(RNS) — An animated film made by and for Muslims will hit a total lot of U.S. and Canadian movie theaters this weekend, marking a milestone for Muslim adolescents’s representation on the big screen.
The movie, “Time Hoppers: The Silk Road,” follows four talented college students who travel back in time on a mission to guard historical Muslim scientists from an contaminated, time-bending alchemist. It marks the first major theatrical release of an animated feature by Muslim creators.
Co-author and director Flordeliza Dayrit informed Religion News Service that the film showcases the rich historical past of Muslim innovators who have shaped the world but are now now not regularly given screen time.
“A lot of times you search Muslims in the media, especially in Hollywood, as bad guys, as villains,” Dayrit said. “With ‘Time Hoppers,’ we want to make clear Muslim youth are the superheroes of the movie.”
Produced by Milo Productions, a Canadian adolescents’s media company, and allotted by Fathom Entertainment, “Time Hoppers” will seemingly be proven at over 650 theaters across the two countries starting on Saturday and Sunday (Feb. 7 and 8). Entertainment industry outlet Variety reported 35,000 tickets have been supplied in pre-sales as of Thursday (Feb. 5).
The film has generated “unheard of grassroots fortify,” said Michael Milo, the film’s co-producer.
With a restricted marketing finances, Milo said his team initially scared about how to spread phrase about the film. To his shock, interest in the film grew organically thru what he called “local champions” — a community of families, influencers and neighborhood leaders who promoted the film out of real fortify.
Several Muslim American educators, spiritual scholars and neighborhood leaders have been also cast in articulate roles, including Omar Regan, Dalia Mogahed and Imam Omar Suleiman (an RNS columnist). Their inclusion built extra neighborhood purchase-in and belief in the film, the producers said.
That early excitement made it imaginable for Fathom Entertainment to rapidly increase theater bookings and reveal times in response.
“The industry is recognizing Muslims as a big and important segment of the overall population, and also one that has purchasing vitality to head to the movies,” Milo said.
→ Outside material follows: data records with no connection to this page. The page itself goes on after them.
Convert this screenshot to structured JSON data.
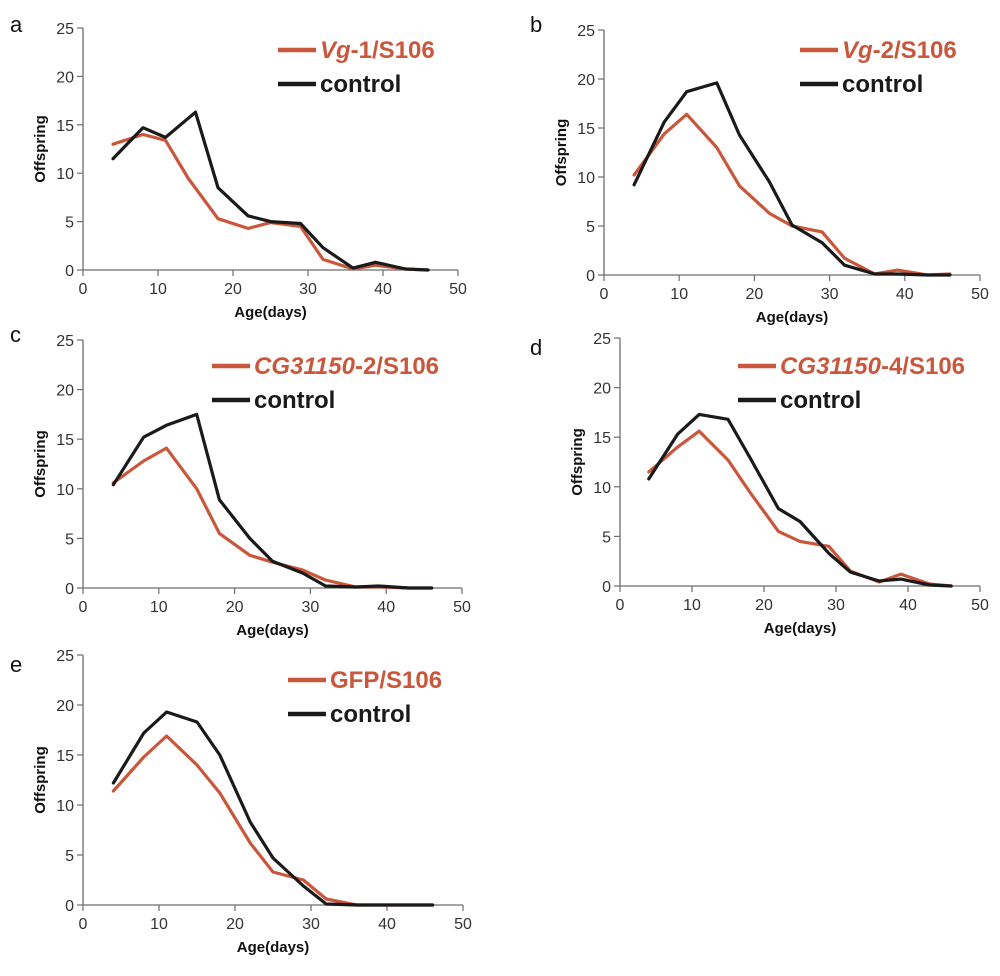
{
  "colors": {
    "treated": "#c8573c",
    "control": "#1a1a1a",
    "axis": "#6e6e6e"
  },
  "chart_data": [
    {
      "type": "line",
      "panel": "a",
      "xlabel": "Age(days)",
      "ylabel": "Offspring",
      "xlim": [
        0,
        50
      ],
      "ylim": [
        0,
        25
      ],
      "xticks": [
        0,
        10,
        20,
        30,
        40,
        50
      ],
      "yticks": [
        0,
        5,
        10,
        15,
        20,
        25
      ],
      "legend_position": "top-right",
      "series": [
        {
          "name": "Vg-1/S106",
          "name_italic": "Vg",
          "name_plain": "-1/S106",
          "role": "treated",
          "x": [
            4,
            8,
            11,
            14,
            18,
            22,
            25,
            29,
            32,
            36,
            39,
            43,
            46
          ],
          "y": [
            13,
            14,
            13.4,
            9.5,
            5.3,
            4.3,
            4.9,
            4.5,
            1.1,
            0.1,
            0.5,
            0.1,
            0
          ]
        },
        {
          "name": "control",
          "name_italic": "",
          "name_plain": "control",
          "role": "control",
          "x": [
            4,
            8,
            11,
            15,
            18,
            22,
            25,
            29,
            32,
            36,
            39,
            43,
            46
          ],
          "y": [
            11.5,
            14.7,
            13.7,
            16.3,
            8.5,
            5.6,
            5.0,
            4.8,
            2.3,
            0.2,
            0.8,
            0.1,
            0
          ]
        }
      ]
    },
    {
      "type": "line",
      "panel": "b",
      "xlabel": "Age(days)",
      "ylabel": "Offspring",
      "xlim": [
        0,
        50
      ],
      "ylim": [
        0,
        25
      ],
      "xticks": [
        0,
        10,
        20,
        30,
        40,
        50
      ],
      "yticks": [
        0,
        5,
        10,
        15,
        20,
        25
      ],
      "legend_position": "top-right",
      "series": [
        {
          "name": "Vg-2/S106",
          "name_italic": "Vg",
          "name_plain": "-2/S106",
          "role": "treated",
          "x": [
            4,
            8,
            11,
            15,
            18,
            22,
            25,
            29,
            32,
            36,
            39,
            43,
            46
          ],
          "y": [
            10.2,
            14.4,
            16.4,
            13.0,
            9.1,
            6.3,
            5.0,
            4.4,
            1.7,
            0.1,
            0.5,
            0,
            0.1
          ]
        },
        {
          "name": "control",
          "name_italic": "",
          "name_plain": "control",
          "role": "control",
          "x": [
            4,
            8,
            11,
            15,
            18,
            22,
            25,
            29,
            32,
            36,
            39,
            43,
            46
          ],
          "y": [
            9.2,
            15.6,
            18.7,
            19.6,
            14.3,
            9.5,
            5.1,
            3.3,
            1.0,
            0.1,
            0.1,
            0,
            0
          ]
        }
      ]
    },
    {
      "type": "line",
      "panel": "c",
      "xlabel": "Age(days)",
      "ylabel": "Offspring",
      "xlim": [
        0,
        50
      ],
      "ylim": [
        0,
        25
      ],
      "xticks": [
        0,
        10,
        20,
        30,
        40,
        50
      ],
      "yticks": [
        0,
        5,
        10,
        15,
        20,
        25
      ],
      "legend_position": "top-right",
      "series": [
        {
          "name": "CG31150-2/S106",
          "name_italic": "CG31150",
          "name_plain": "-2/S106",
          "role": "treated",
          "x": [
            4,
            8,
            11,
            15,
            18,
            22,
            25,
            29,
            32,
            36,
            39,
            43,
            46
          ],
          "y": [
            10.6,
            12.8,
            14.1,
            10.0,
            5.5,
            3.3,
            2.6,
            1.8,
            0.8,
            0.1,
            0.1,
            0,
            0
          ]
        },
        {
          "name": "control",
          "name_italic": "",
          "name_plain": "control",
          "role": "control",
          "x": [
            4,
            8,
            11,
            15,
            18,
            22,
            25,
            29,
            32,
            36,
            39,
            43,
            46
          ],
          "y": [
            10.4,
            15.2,
            16.4,
            17.5,
            8.9,
            5.0,
            2.7,
            1.5,
            0.2,
            0.1,
            0.2,
            0,
            0
          ]
        }
      ]
    },
    {
      "type": "line",
      "panel": "d",
      "xlabel": "Age(days)",
      "ylabel": "Offspring",
      "xlim": [
        0,
        50
      ],
      "ylim": [
        0,
        25
      ],
      "xticks": [
        0,
        10,
        20,
        30,
        40,
        50
      ],
      "yticks": [
        0,
        5,
        10,
        15,
        20,
        25
      ],
      "legend_position": "top-right",
      "series": [
        {
          "name": "CG31150-4/S106",
          "name_italic": "CG31150",
          "name_plain": "-4/S106",
          "role": "treated",
          "x": [
            4,
            8,
            11,
            15,
            18,
            22,
            25,
            29,
            32,
            36,
            39,
            43,
            46
          ],
          "y": [
            11.5,
            14.0,
            15.6,
            12.7,
            9.5,
            5.5,
            4.5,
            4.0,
            1.5,
            0.4,
            1.2,
            0.2,
            0
          ]
        },
        {
          "name": "control",
          "name_italic": "",
          "name_plain": "control",
          "role": "control",
          "x": [
            4,
            8,
            11,
            15,
            18,
            22,
            25,
            29,
            32,
            36,
            39,
            43,
            46
          ],
          "y": [
            10.8,
            15.3,
            17.3,
            16.8,
            13.0,
            7.8,
            6.5,
            3.3,
            1.4,
            0.5,
            0.7,
            0.1,
            0
          ]
        }
      ]
    },
    {
      "type": "line",
      "panel": "e",
      "xlabel": "Age(days)",
      "ylabel": "Offspring",
      "xlim": [
        0,
        50
      ],
      "ylim": [
        0,
        25
      ],
      "xticks": [
        0,
        10,
        20,
        30,
        40,
        50
      ],
      "yticks": [
        0,
        5,
        10,
        15,
        20,
        25
      ],
      "legend_position": "top-right",
      "series": [
        {
          "name": "GFP/S106",
          "name_italic": "",
          "name_plain": "GFP/S106",
          "role": "treated",
          "x": [
            4,
            8,
            11,
            15,
            18,
            22,
            25,
            29,
            32,
            36,
            39,
            43,
            46
          ],
          "y": [
            11.4,
            14.8,
            16.9,
            14.0,
            11.2,
            6.2,
            3.3,
            2.5,
            0.6,
            0.0,
            0,
            0,
            0
          ]
        },
        {
          "name": "control",
          "name_italic": "",
          "name_plain": "control",
          "role": "control",
          "x": [
            4,
            8,
            11,
            15,
            18,
            22,
            25,
            29,
            32,
            36,
            39,
            43,
            46
          ],
          "y": [
            12.2,
            17.2,
            19.3,
            18.3,
            15.0,
            8.3,
            4.7,
            1.9,
            0.1,
            0,
            0,
            0,
            0
          ]
        }
      ]
    }
  ]
}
But authentic experiences about Muslims are now now not only meaningful for Muslim viewers, research exhibits. Certain depictions of Muslims in entertainment media lead to greater opposition to anti-democratic and anti-Muslim insurance policies, according to a 2025 watch from the Institute for Social Coverage and Understanding, an American Muslim research organization.
While Milo said “Time Hoppers” doesn’t have scream spiritual messages, the film is meant to reveal that Muslim existence and characters belong in entertainment. “We are demonstrating to the world that faith has a place, and it wishes to be celebrated, and it’s such an integral part of so many folks’s lives,” he said. “Why shouldn’t or now now not it be remarkable extra contemporary in cinema or on television?”

Movie poster for “Time Hoppers: The Silk Road.” (Image courtesy Milo Productions)
To that stay, Milo and Dayrit consulted MPAC Hollywood Bureau, a subset of the Muslim Public Affairs Council that works to reinforce how Muslims are represented on screen. The writers of the film also relied on Muslim historians to accurately portray historic figures such as mathematician Al-Khwarizmi and Fatima al-Fihriya, who based the world’s first college.
Hassam Munir, a Canada-based historian who works with Yaqeen Institute for Islamic Research’s marketing team, researched and chosen the historical Muslim innovators for the “Time Hoppers” mobile game, which was adapted into the film.
He said he aimed to depict a various jam of figures to reveal that Muslim contributions have been now now not restricted to a particular time, place or cultural background.
“It’s about exhibiting Muslim adolescents heroes that search and sound familiar, which is now now not one thing that Muslim adolescents may regularly acquire to search,” he said, adding that it is important for Muslims “to relate our experiences.”
Milo and Dayrit, the husband-and-spouse team in the back of Milo Productions, have years of expertise producing adolescents’s media. The company’s main mission is MuslimKids.TV, a specialty streaming provider launched in 2016.
“We want the film to be a proof of concept for Muslim media makers out there,” Dayrit said.